A darker looking reporter at the scene of the hostage taking was [publicly] molested by police…., a Chechen who volunteered to exchange himself for Russian hostages had to run from drunken youths.., it is only a prelude for what is to happen over the next few days.

Can we learn from this case book study of terrorism and war and its effects?

Clearly the use of military force and persecution to a race of people is not meeting the aim of eliminating terrorism.

In fact we see the reverse happening. After years of war the Chechen people have very little of their homeland left. All infrastructure is destroyed, the people who dare to remain live in hardship and fear of attack.

The majority of the population live outside Chechnya in the surrounding republics. These "refugees" are often living in refugee camps under cramped and basic conditions. Young people have nothing to do, no schooling, mothers and grandparents spend their time trying to insure there is a meal on the table, the numbers of working age males is limited - having mysteriously disappeared, been shot or taken up arms.

Are these not circumstances tailor made for the making of more terrorists? And have we not seen an almost identical situation develop elsewhere in the world with identical consequences?

Every terrorist act is an unjustifiable act of violence that we should be looking to eliminate. War on the ground in the terrorists’ nation does not appear to be working.

In fact we could argue in the Chechens' case that a stronger and larger group of terrorists have been born.

World "super powers" need to take a good look at their strategies and give examples of where violent responses have given longer term security and safety.

Every individual has the right to basic human rights - war often takes away access to these rights. Give people back their freedom and assist them in access to their basic rights and maybe we will begin to see a safer world to live in.

*************

* Daan Kolthoff: Recently immigrated to New Zealand after many years of working with refugees and international humanitarian aid organizations.

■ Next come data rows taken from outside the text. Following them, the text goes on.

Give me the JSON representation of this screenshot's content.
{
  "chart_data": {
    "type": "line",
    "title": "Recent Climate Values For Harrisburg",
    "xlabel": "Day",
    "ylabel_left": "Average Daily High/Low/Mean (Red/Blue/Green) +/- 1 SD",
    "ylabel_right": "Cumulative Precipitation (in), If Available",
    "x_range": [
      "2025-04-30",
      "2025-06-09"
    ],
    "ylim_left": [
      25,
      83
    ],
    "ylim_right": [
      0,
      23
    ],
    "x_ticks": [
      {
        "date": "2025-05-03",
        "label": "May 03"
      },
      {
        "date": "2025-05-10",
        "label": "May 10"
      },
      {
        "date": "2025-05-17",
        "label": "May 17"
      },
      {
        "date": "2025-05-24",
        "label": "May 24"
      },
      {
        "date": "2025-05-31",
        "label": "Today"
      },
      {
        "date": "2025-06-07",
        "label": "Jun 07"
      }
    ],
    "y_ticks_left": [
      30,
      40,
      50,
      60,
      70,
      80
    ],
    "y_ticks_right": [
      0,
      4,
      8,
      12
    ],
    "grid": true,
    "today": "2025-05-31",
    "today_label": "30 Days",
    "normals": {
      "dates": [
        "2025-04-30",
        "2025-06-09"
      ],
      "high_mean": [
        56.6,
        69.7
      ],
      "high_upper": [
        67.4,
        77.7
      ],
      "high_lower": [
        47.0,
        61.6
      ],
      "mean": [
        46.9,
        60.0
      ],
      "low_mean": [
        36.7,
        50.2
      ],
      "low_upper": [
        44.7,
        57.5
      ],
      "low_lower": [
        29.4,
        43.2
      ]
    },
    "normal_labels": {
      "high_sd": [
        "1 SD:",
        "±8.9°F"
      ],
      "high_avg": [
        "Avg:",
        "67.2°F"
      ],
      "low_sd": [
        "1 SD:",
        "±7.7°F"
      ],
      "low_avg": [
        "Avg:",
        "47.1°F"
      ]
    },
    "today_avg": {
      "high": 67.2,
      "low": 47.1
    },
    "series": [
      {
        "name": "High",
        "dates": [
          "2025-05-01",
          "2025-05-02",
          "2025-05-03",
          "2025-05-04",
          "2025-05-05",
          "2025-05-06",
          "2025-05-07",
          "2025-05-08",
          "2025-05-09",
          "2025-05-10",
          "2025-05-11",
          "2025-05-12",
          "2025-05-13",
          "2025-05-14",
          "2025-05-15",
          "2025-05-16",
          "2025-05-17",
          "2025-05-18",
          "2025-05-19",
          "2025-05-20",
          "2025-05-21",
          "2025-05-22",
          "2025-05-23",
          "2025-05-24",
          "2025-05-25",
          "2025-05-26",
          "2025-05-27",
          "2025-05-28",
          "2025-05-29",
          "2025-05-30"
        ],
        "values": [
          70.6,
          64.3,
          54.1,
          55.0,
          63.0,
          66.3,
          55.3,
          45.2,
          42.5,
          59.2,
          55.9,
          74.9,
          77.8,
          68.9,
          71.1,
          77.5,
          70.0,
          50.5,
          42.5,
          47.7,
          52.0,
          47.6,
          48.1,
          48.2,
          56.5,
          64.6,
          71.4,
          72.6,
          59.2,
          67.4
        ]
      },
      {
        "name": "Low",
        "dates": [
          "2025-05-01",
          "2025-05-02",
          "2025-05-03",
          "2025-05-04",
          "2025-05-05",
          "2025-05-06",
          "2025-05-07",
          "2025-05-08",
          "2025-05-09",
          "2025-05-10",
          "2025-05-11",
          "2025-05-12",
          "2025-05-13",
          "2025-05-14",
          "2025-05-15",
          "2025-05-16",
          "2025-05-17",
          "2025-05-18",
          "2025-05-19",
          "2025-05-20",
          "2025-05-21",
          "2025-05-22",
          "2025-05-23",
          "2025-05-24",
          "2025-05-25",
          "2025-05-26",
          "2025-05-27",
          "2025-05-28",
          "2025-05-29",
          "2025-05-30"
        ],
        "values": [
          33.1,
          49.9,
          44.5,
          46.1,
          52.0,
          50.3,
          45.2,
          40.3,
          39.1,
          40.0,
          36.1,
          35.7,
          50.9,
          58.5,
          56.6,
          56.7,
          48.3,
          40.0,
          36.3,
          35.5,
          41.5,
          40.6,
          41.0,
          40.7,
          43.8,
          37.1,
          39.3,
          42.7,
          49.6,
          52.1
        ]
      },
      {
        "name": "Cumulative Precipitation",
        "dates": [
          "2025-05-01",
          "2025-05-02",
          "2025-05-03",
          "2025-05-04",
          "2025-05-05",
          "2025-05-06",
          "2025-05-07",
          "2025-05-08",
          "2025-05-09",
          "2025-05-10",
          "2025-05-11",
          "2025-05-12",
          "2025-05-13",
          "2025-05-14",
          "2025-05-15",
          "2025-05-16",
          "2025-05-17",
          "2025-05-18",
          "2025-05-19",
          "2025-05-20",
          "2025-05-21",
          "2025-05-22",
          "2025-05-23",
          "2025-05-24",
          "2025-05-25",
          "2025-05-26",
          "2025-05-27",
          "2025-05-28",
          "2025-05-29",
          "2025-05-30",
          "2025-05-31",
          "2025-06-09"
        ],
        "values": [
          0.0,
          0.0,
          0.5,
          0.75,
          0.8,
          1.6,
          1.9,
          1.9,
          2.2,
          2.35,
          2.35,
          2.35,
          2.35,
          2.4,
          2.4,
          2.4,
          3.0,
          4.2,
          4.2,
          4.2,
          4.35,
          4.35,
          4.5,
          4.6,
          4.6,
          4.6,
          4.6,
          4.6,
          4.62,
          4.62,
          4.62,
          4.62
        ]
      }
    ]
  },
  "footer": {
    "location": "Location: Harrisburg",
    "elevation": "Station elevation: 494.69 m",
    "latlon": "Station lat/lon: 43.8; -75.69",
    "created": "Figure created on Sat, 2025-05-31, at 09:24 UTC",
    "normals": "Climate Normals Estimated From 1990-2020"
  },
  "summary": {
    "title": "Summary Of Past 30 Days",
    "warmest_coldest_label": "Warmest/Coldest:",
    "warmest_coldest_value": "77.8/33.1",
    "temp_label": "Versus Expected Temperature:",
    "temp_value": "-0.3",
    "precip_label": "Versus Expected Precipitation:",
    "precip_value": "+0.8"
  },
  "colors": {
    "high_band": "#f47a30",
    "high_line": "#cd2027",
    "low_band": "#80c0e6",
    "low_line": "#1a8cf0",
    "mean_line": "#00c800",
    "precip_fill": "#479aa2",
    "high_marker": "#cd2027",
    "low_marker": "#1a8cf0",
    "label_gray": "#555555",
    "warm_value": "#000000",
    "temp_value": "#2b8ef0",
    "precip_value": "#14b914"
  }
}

Previously based in the Netherlands working for the Dutch Government Immigration Service as a case officer for refugee applicants. A specialist on the Caucasus region. This involved in-depth research and writing of reports and checklists over Chechnya, Armenia and Azerbaijan.

Also worked with Amnesty International, Medecins Sans Frontieres and MERLIN. The later two are both medical emergency relief organizations operating in Chechnya, Azerbaijan, Georgia, South Sudan and Bosnia.